Again: this attack is not about mass surveillance. Stop claiming it is – even if you feel that this is a bad design and that facebook should change it, lying and misrepresenting it just makes it harder for users to make informed choices, and in the end is bad for security.
No.
But your screenshot nicely shows the slider that enables notifications on key changes, if you toggle that you get the behavior is being suggested.
Since you didn’t reply to anyone directly or quote anyone, who exactly is it that you’re addressing this to?
Thank you for clarifying this!
Open Whisper Systems have responded to this issue. Effectively there are two major things to note. If you add the setting mentioned in this thread in a previous post, you can see when the key changes. WhatsApp servers do not store messages only your phone does, meaning that any past posts re-read. Also as mentioned earlier, the system to state “Am I listening for keychanges” is only recorded locally.
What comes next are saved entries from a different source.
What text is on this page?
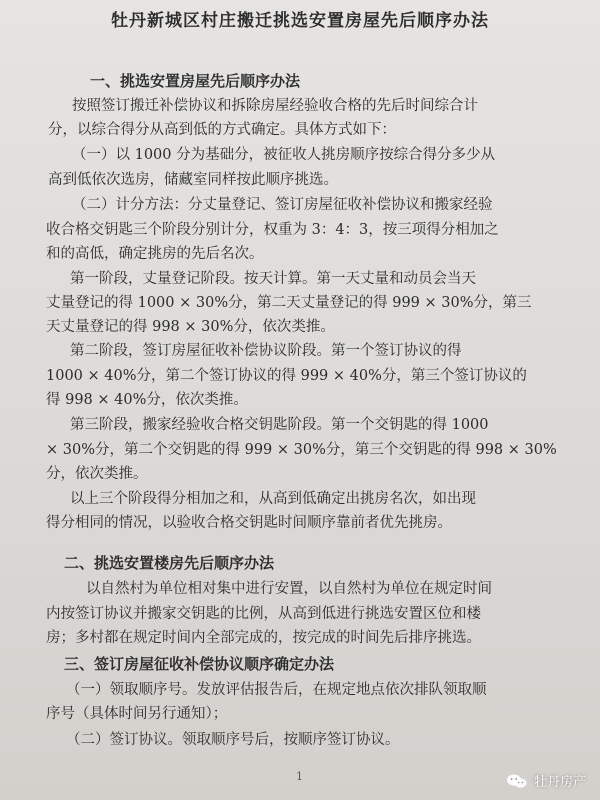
牡丹新城区村庄搬迁挑选安置房屋先后顺序办法
一、挑选安置房屋先后顺序办法
按照签订搬迁补偿协议和拆除房屋经验收合格的先后时间综合计
分，以综合得分从高到低的方式确定。具体方式如下：
（一）以 1000 分为基础分，被征收人挑房顺序按综合得分多少从
高到低依次选房，储藏室同样按此顺序挑选。
（二）计分方法：分丈量登记、签订房屋征收补偿协议和搬家经验
收合格交钥匙三个阶段分别计分，权重为 3：4：3，按三项得分相加之
和的高低，确定挑房的先后名次。
第一阶段，丈量登记阶段。按天计算。第一天丈量和动员会当天
丈量登记的得 1000 × 30%分，第二天丈量登记的得 999 × 30%分，第三
天丈量登记的得 998 × 30%分，依次类推。
第二阶段，签订房屋征收补偿协议阶段。第一个签订协议的得
1000 × 40%分，第二个签订协议的得 999 × 40%分，第三个签订协议的
得 998 × 40%分，依次类推。
第三阶段，搬家经验收合格交钥匙阶段。第一个交钥匙的得 1000
× 30%分，第二个交钥匙的得 999 × 30%分，第三个交钥匙的得 998 × 30%
分，依次类推。
以上三个阶段得分相加之和，从高到低确定出挑房名次，如出现
得分相同的情况，以验收合格交钥匙时间顺序靠前者优先挑房。
二、挑选安置楼房先后顺序办法
以自然村为单位相对集中进行安置，以自然村为单位在规定时间
内按签订协议并搬家交钥匙的比例，从高到低进行挑选安置区位和楼
房；多村都在规定时间内全部完成的，按完成的时间先后排序挑选。
三、签订房屋征收补偿协议顺序确定办法
（一）领取顺序号。发放评估报告后，在规定地点依次排队领取顺
序号（具体时间另行通知）；
（二）签订协议。领取顺序号后，按顺序签订协议。
1	牡丹房产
Open Whisper’s defense is so disappointing in light of the fact that it rests entirely on a notification that nearly 0% of the network has enabled or is aware that it represents the primary security hole in the system.
All WhatsApp has to do is turn it on by default. There is no serious downside to this. The minor inconvenience of having to read the message below extremely infrequently is grossly outweighed by the benefit.
“Your contact has changed their security keys, you should ask them if they have reinstalled WhatsApp since your last conversation. If that’s not the case, see here.”
This topic was automatically closed after 5 days. New replies are no longer allowed.